Lefty media (both overt and covert), which has been back on its heels lately thanks to Hillary’s impending arrest and prosecution, is already buzzing about the line quoted above, uttered today by Bush in Iowa. Skip to 9:40 of the clip below for the question and his answer in full. On the one hand, I’m reluctant to clobber a guy for a poorly worded soundbite when, as here, it’s in service to a sound point, that Obama and Hillary wasted the security improvements in Iraq circa 2009 by bringing everyone home and then standing around while Maliki fostered sectarian war. On the other hand, Democrats are going to clobber him with it so why shouldn’t we have at it now, when it’s still politically safe on the right to say “this is a tin-eared, frankly odd way to describe the state of Iraq for most of Dubya’s presidency”? (Once he’s the nominee and partisan battle lines are fixed, it’ll be partisan treason to acknowledge that this was a stupid thing to say.) Naval War College prof Tom Nichols:
@sidelineredwine That comment is utterly tone-deaf to the cost, the human misery of war, and the mistakes involved. @allahpundit
— Tom Nichols (@RadioFreeTom) August 13, 2015
Right, and what makes it doubly weird, of course, is that Jeb already had a week’s worth of grief over his statements on Iraq earlier in the campaign when he hemmed and hawed over whether invading would have been the right choice knowing then what we know now. You’d think he’d be extra cautious about his pronouncements on that subject going forward given the unique liability he has from it. Instead he sounds glib. I saw one Jeb fan suggest on Twitter that this is no different really from Obama saying that it’s a good thing Saddam is no longer in power, but that’s night and day. Obama made his reputation as an anti-war candidate; he promised to bring the troops home and he did, to Iraq’s ruin. His nuclear deal with Iran is really just his way of relitigating the Iraq war, to see what would have happened if we’d pursued diplomacy at all costs with a regional menace instead of war to try to eliminate their WMD program. No one hears Obama praising Saddam’s demise and thinks “this guy’s ready to go on regime-change rampage across the region.” Some will think that of Jeb by dint of his last name, which, I assume, is why he chose to tackle Iraq this week as one of his first major foreign-policy speeches. He’s going on offense because he knows the other side has tons of ammo to use against him. And yet here we are, pondering some new ammo in the form of an off-the-cuff quote about “a good deal.”
Byron York makes another good point on Jeb’s remarks today. It’s fine to praise the surge as a rejoinder to his brother’s critics and as a way of putting Democrats on defense — “the surge accomplished the mission and then Obama came in and screwed it up” — but that’s not an argument that’s likely to stick with swing voters. York employs analogy:
Yes, the surge was a great success. But no matter how much they want to celebrate it, Republicans have learned: You don’t score a lot of points for fixing something you messed up in the first place.
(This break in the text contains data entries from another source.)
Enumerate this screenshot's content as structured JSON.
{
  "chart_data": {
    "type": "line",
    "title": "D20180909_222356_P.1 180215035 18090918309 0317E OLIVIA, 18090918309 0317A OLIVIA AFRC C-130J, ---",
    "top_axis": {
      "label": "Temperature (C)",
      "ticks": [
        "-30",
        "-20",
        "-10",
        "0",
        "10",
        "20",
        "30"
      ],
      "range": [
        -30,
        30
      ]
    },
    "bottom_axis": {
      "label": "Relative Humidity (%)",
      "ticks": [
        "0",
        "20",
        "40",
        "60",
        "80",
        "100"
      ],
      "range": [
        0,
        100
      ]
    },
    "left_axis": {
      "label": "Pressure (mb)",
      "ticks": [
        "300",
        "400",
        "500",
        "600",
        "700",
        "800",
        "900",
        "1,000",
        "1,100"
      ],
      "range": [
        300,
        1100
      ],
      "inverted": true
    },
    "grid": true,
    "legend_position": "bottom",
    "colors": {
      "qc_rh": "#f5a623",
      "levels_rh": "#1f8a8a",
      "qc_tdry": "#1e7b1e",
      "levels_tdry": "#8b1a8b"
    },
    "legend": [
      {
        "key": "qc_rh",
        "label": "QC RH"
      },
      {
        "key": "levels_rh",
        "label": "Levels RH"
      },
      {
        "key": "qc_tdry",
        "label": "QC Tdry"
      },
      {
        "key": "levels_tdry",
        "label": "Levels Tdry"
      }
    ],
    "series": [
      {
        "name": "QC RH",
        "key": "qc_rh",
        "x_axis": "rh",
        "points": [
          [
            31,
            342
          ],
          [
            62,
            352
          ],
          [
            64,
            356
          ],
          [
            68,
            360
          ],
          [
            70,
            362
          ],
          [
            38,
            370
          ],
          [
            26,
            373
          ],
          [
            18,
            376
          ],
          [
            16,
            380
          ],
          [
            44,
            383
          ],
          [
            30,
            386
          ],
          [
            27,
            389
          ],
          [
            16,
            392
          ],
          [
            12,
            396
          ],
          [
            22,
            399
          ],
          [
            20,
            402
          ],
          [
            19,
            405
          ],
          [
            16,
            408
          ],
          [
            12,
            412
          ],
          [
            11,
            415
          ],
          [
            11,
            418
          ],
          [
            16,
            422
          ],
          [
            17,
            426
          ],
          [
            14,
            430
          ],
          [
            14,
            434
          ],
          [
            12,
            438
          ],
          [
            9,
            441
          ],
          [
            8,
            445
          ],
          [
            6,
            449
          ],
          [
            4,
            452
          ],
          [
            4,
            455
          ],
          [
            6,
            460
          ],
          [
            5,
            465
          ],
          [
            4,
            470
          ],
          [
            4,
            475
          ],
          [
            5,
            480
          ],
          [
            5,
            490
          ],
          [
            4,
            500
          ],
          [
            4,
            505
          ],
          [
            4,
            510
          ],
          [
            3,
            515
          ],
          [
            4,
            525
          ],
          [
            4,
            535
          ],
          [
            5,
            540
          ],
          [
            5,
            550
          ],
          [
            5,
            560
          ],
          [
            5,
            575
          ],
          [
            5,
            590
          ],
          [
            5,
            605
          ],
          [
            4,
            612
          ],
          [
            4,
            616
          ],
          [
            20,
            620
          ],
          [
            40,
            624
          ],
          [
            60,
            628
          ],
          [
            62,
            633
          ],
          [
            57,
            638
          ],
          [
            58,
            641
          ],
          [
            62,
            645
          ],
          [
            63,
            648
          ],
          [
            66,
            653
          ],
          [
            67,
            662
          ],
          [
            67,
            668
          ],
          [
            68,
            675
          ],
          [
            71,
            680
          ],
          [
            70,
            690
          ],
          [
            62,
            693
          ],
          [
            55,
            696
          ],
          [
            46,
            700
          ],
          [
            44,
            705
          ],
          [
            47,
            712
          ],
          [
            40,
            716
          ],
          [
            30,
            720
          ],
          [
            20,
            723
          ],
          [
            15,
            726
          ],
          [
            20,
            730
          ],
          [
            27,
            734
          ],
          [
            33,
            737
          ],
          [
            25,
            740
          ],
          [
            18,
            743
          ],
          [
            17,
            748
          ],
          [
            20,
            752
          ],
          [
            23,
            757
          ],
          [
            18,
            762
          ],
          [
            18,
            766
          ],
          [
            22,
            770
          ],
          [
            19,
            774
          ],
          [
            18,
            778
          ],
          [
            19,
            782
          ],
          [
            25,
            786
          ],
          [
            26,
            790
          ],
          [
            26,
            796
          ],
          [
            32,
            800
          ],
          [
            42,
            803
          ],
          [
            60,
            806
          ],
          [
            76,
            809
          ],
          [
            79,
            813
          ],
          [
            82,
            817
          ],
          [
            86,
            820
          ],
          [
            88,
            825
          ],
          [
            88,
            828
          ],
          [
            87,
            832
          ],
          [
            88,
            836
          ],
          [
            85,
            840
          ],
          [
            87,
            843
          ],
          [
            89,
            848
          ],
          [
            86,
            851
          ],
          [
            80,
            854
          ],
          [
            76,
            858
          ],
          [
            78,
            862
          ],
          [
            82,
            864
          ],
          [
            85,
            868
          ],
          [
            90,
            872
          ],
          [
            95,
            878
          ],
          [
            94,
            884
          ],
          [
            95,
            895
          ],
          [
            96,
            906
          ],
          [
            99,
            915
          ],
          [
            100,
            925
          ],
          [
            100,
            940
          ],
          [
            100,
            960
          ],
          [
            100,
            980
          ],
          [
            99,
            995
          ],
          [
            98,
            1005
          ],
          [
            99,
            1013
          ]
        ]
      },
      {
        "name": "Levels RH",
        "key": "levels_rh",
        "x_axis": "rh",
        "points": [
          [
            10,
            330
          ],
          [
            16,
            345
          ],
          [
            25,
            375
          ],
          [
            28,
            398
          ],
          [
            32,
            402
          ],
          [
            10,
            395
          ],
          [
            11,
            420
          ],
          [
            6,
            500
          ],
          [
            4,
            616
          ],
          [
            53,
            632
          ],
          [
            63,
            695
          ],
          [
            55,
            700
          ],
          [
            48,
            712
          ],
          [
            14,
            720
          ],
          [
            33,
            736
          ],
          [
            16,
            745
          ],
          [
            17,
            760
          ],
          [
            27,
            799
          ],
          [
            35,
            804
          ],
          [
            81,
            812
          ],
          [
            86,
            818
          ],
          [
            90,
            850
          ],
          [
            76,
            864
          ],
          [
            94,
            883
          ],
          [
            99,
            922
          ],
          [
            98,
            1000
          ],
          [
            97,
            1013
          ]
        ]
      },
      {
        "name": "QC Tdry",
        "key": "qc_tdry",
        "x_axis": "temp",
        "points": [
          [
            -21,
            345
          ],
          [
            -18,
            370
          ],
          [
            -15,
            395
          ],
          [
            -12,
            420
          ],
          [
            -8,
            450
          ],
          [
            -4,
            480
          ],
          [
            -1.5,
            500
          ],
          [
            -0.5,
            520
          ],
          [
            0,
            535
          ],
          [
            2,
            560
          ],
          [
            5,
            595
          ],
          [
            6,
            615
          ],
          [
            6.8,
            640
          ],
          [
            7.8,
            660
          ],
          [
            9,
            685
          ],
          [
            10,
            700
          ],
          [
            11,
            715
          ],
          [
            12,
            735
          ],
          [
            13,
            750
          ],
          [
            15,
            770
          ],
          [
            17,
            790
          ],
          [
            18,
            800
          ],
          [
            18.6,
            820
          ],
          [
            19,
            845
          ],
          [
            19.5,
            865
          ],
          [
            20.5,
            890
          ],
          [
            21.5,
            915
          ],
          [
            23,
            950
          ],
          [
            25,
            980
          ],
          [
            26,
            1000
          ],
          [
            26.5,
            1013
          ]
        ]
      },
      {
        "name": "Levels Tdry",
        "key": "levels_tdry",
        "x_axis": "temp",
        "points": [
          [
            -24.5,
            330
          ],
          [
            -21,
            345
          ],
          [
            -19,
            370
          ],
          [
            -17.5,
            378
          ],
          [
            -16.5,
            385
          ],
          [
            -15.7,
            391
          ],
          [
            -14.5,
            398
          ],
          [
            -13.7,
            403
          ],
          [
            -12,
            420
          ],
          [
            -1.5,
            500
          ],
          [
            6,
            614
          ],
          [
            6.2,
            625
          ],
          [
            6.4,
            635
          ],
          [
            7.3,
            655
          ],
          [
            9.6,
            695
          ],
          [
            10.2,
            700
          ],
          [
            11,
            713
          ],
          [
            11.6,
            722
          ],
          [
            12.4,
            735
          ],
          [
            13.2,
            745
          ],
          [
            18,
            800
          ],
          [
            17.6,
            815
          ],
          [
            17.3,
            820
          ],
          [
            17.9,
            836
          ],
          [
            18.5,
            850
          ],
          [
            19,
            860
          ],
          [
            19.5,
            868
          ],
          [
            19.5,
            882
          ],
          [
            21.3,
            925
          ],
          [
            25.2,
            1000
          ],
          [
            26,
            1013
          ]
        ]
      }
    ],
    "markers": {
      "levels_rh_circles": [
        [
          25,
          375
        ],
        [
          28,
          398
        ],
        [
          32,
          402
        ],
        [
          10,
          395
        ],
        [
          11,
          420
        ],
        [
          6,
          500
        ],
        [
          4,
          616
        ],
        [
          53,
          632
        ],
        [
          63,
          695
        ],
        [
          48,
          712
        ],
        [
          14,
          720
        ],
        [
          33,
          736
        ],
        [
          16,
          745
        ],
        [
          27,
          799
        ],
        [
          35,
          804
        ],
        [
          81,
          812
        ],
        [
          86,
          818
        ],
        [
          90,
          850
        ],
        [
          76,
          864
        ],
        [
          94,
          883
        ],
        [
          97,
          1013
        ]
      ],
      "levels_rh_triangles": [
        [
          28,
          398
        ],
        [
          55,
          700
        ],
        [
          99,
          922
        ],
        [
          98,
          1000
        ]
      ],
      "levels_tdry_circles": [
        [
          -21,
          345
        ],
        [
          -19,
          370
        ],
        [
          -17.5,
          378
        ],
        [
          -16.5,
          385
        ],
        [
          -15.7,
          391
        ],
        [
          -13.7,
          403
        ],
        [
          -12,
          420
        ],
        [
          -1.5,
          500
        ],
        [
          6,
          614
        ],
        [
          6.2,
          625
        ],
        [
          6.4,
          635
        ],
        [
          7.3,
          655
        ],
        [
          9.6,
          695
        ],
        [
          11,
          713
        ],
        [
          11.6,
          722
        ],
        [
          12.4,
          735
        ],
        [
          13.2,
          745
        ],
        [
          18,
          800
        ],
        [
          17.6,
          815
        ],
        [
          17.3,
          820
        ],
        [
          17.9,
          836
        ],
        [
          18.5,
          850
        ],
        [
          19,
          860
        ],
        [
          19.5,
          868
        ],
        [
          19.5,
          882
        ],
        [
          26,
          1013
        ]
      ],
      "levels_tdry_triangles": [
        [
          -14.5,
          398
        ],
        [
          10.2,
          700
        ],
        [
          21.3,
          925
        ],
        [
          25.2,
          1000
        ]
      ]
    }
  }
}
The doctor who saves a patient through heroic means after nearly causing his death through a horrific mistake is unlikely to receive praise and acclaim for saving the patient’s life. That’s especially true if the patient will require years of care to recover from the incident.
To press the analogy a bit, say another doctor comes in and decides that long-term care is no longer necessary. He stops it, and the patient again sinks into crisis. Who is to blame then? Most people would probably say both, but the second doctor’s error is in failing to deal with the damage done by the first doctor. The bottom line is that “IRAQ? BLAME THE DEMOCRATS” won’t work.
There’s no way Bush is going to talk himself out of an Iraq problem with voters. If you nominate him, you accept that and hope for the best. The only thing that might mitigate his political damage from the war is if Obama’s foreign policy continues to collapse, including/especially if Iran ends up cheating on the nuclear deal. If that happens, swing voters will conclude that the war’s most famous critic was just as incompetent in his own way as his predecessor in office was, which will gain Jeb a new hearing on who’s really to blame for the state of Iraq and ISIS. Until then, though, he’s destined to lose this particular fight to Democrats on points. It’d be nice if he didn’t make it worse by occasionally punching himself in the face.